Sementara dari kelompok Gg tidak menyukai tabur bunga di
kuburan sebagaimana paham salafi wahai mengatakan hal itu adalah perbuatan bid’ah
dan tidak boleh dianalogikan dengan apa Gg dilakukan Rasulullah Shallallahu ‘alaihi
wa salam.
Hal ini
sebenarnya pernah pula dilakukan oleh Rasulullah Shallallahu ‘alaihi wa sallam
” أن
النبي ( صلى الله عليه وسلم ) رش على قبر ابراهيم ابنه ووضع عليه حصباء ”
“Sesungguhnya
Nabi Muhammad Shallallahu ‘alaihi wa sallam menyiram (air) di atas kubur Ibrahim, anaknya,
dan meletakkan kerikil diatasnya.”
Begitu juga
dengan meletakkan karangan bunga ataupun bunga telaseh yang biasanya diletakkan
di atas pusara ketika menjelang lebaran. Hal ini dilakukan dalam rangka Itba’
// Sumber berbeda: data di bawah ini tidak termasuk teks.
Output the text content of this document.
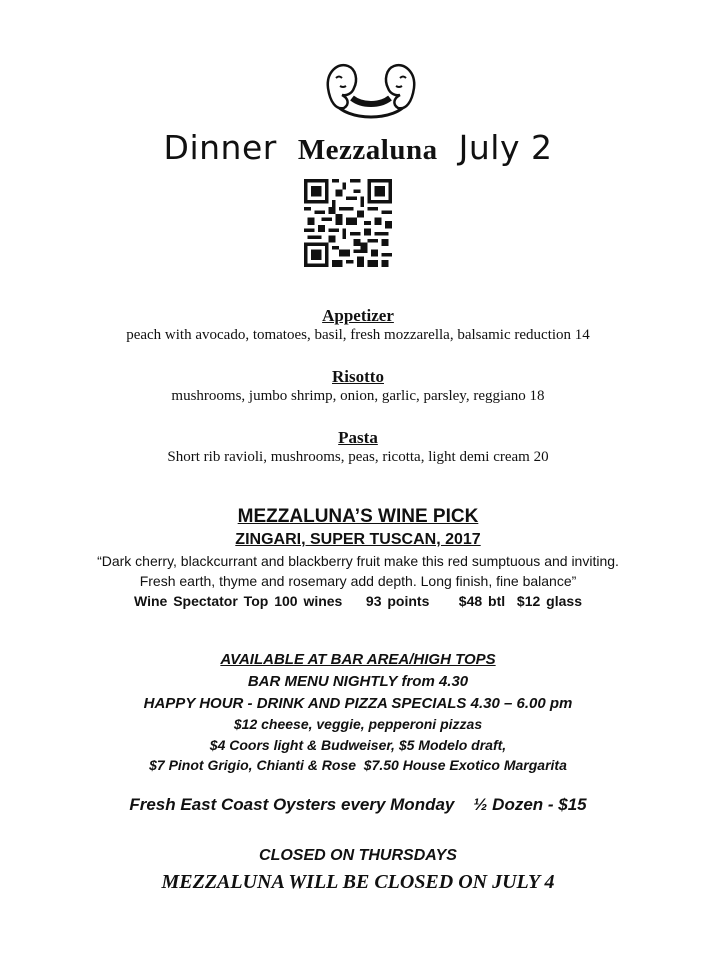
Dinner Mezzaluna July 2
Appetizer
peach with avocado, tomatoes, basil, fresh mozzarella, balsamic reduction 14
Risotto
mushrooms, jumbo shrimp, onion, garlic, parsley, reggiano 18
Pasta
Short rib ravioli, mushrooms, peas, ricotta, light demi cream 20
MEZZALUNA’S WINE PICK
ZINGARI, SUPER TUSCAN, 2017
“Dark cherry, blackcurrant and blackberry fruit make this red sumptuous and inviting.
Fresh earth, thyme and rosemary add depth. Long finish, fine balance”
Wine Spectator Top 100 wines    93 points     $48 btl  $12 glass
AVAILABLE AT BAR AREA/HIGH TOPS
BAR MENU NIGHTLY from 4.30
HAPPY HOUR - DRINK AND PIZZA SPECIALS 4.30 – 6.00 pm
$12 cheese, veggie, pepperoni pizzas
$4 Coors light & Budweiser, $5 Modelo draft,
$7 Pinot Grigio, Chianti & Rose  $7.50 House Exotico Margarita
Fresh East Coast Oysters every Monday    ½ Dozen - $15
CLOSED ON THURSDAYS
MEZZALUNA WILL BE CLOSED ON JULY 4
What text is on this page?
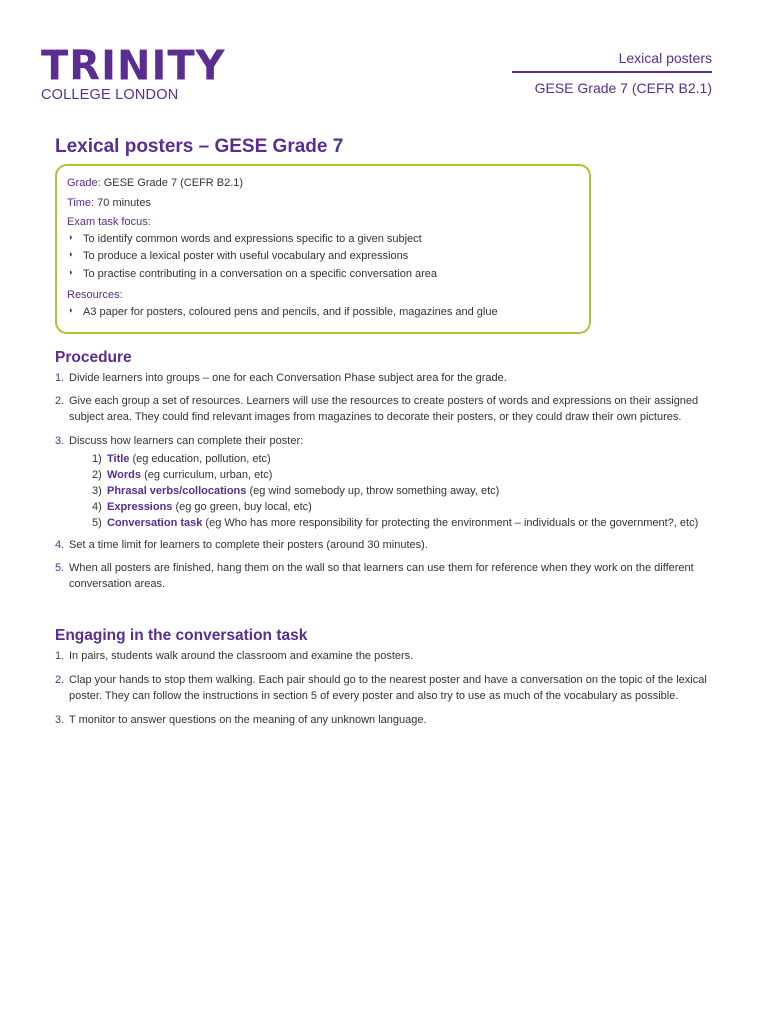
TRINITY
COLLEGE LONDON
Lexical posters
GESE Grade 7 (CEFR B2.1)
Lexical posters – GESE Grade 7
Grade: GESE Grade 7 (CEFR B2.1)
Time: 70 minutes
Exam task focus:
◗ To identify common words and expressions specific to a given subject
◗ To produce a lexical poster with useful vocabulary and expressions
◗ To practise contributing in a conversation on a specific conversation area
Resources:
◗ A3 paper for posters, coloured pens and pencils, and if possible, magazines and glue
Procedure
1. Divide learners into groups – one for each Conversation Phase subject area for the grade.
2. Give each group a set of resources. Learners will use the resources to create posters of words and expressions on their assigned subject area. They could find relevant images from magazines to decorate their posters, or they could draw their own pictures.
3. Discuss how learners can complete their poster:
1) Title (eg education, pollution, etc)
2) Words (eg curriculum, urban, etc)
3) Phrasal verbs/collocations (eg wind somebody up, throw something away, etc)
4) Expressions (eg go green, buy local, etc)
5) Conversation task (eg Who has more responsibility for protecting the environment – individuals or the government?, etc)
4. Set a time limit for learners to complete their posters (around 30 minutes).
5. When all posters are finished, hang them on the wall so that learners can use them for reference when they work on the different conversation areas.
Engaging in the conversation task
1. In pairs, students walk around the classroom and examine the posters.
2. Clap your hands to stop them walking. Each pair should go to the nearest poster and have a conversation on the topic of the lexical poster. They can follow the instructions in section 5 of every poster and also try to use as much of the vocabulary as possible.
3. T monitor to answer questions on the meaning of any unknown language.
(mengikuti) sunnah Rasulullah saw. sebagaimana diterangkan dalam hadits
حَدثَناَ يَحْيَ
: حَدَثَناَ أَبُوْ مُعَاوِيَةَ عَنِ الأعمش عَنْ مُجَاهِدٍ عَنْ طاووس عن ابن عباس
رضي الله عنهما عَنِ النَّبِيّ صَلَّى اللهُ عَلَيْهِ وَسَلَّمَ أَنَّهُ مَرَّ
بِقَبْرَيْنِ يُعَذِّباَنِ فَقاَلَ: إِنَّهُمَا لَـيُعَذِّباَنِ وَماَ
يُعَذِّباَنِ فِيْ كَبِيْرٍ أَمَّا أَحَدُهُمَا فَكَانَ لاَ يَسْتَتِرُ مِنَ
البَوْلِ وَأَمَّا اْلآخَرُ فَكَانَ يَمْشِيْ باِلنَّمِيْمَةِ . ثُمَّ أَخُذِ
جَرِيْدَةً رَطْبَةً فَشْقِهَا بِنَصْفَيْنِ، ثُمَّ غُرِزَ فِي كُلِّ قَبْرٍ
وَاحِدَةٍ، فَقَالُوْا: ياَ رَسُوْلَ اللهِ لِمَ صَنَعْتَ هٰذَا ؟ فقاَلَ: (
لَعَلَّهُ أَنْ يُخَفَّفَ عَنْهُمَا مَالَمْ يَيْـبِسَا)
Dari Ibnu Umar,
ia berkata; Suatu ketika Nabi melewati sebuah kebun di Makkah dan Madinah lalu
Nabi mendengar suara dua orang yang sedang disiksa di dalam kuburnya. Nabi
bersabda kepada para sahabat “Kedua orang (yang ada dalam kubur ini) sedang
disiksa. Yang satu disiksa karena tidak memakai penutup ketika kencing, sedang
yang lainnya lagi karena sering mengadu domba”. Kemudian Rasulullah menyuruh
sahabat untuk mengambil pelepah kurma, kemudian membelahnya menjadi dua bagian
dan meletakkannya pada masing-masing kuburan tersebut. Para sahabat lalu
bertanya, kenapa engkau melakukan hal ini ya Rasul?. Rasulullah menjawab: “Semoga Allah
meringankan siksa kedua orang tersebut selama dua pelepah kurma ini belum
kering.” (HR. Bukhari dari kitab Sahih al-Bukhari, hlm.
1361)
Terkait apa yg dilakukan Rasulullah Shallallahu ‘alaihi wa salam tersebut Imam Bukhori membikin bab dalam shahihnya dengan
judul:
بَاب الْجَرِيدِ عَلَى الْقَبْرِ
Bab pelepah
kurma di kuburan.
وَأَوْصَى بُرَيْدَةُ ْالأَسْلَمِيُّ أَنْ
يُجْعَلَ فِي قَبْرِهِ جَرِيدَانِ
Dan Buraidah al-Aslami berwasiat
agar kuburannya di beri dua pelepah kurma [Shahih Bukhori]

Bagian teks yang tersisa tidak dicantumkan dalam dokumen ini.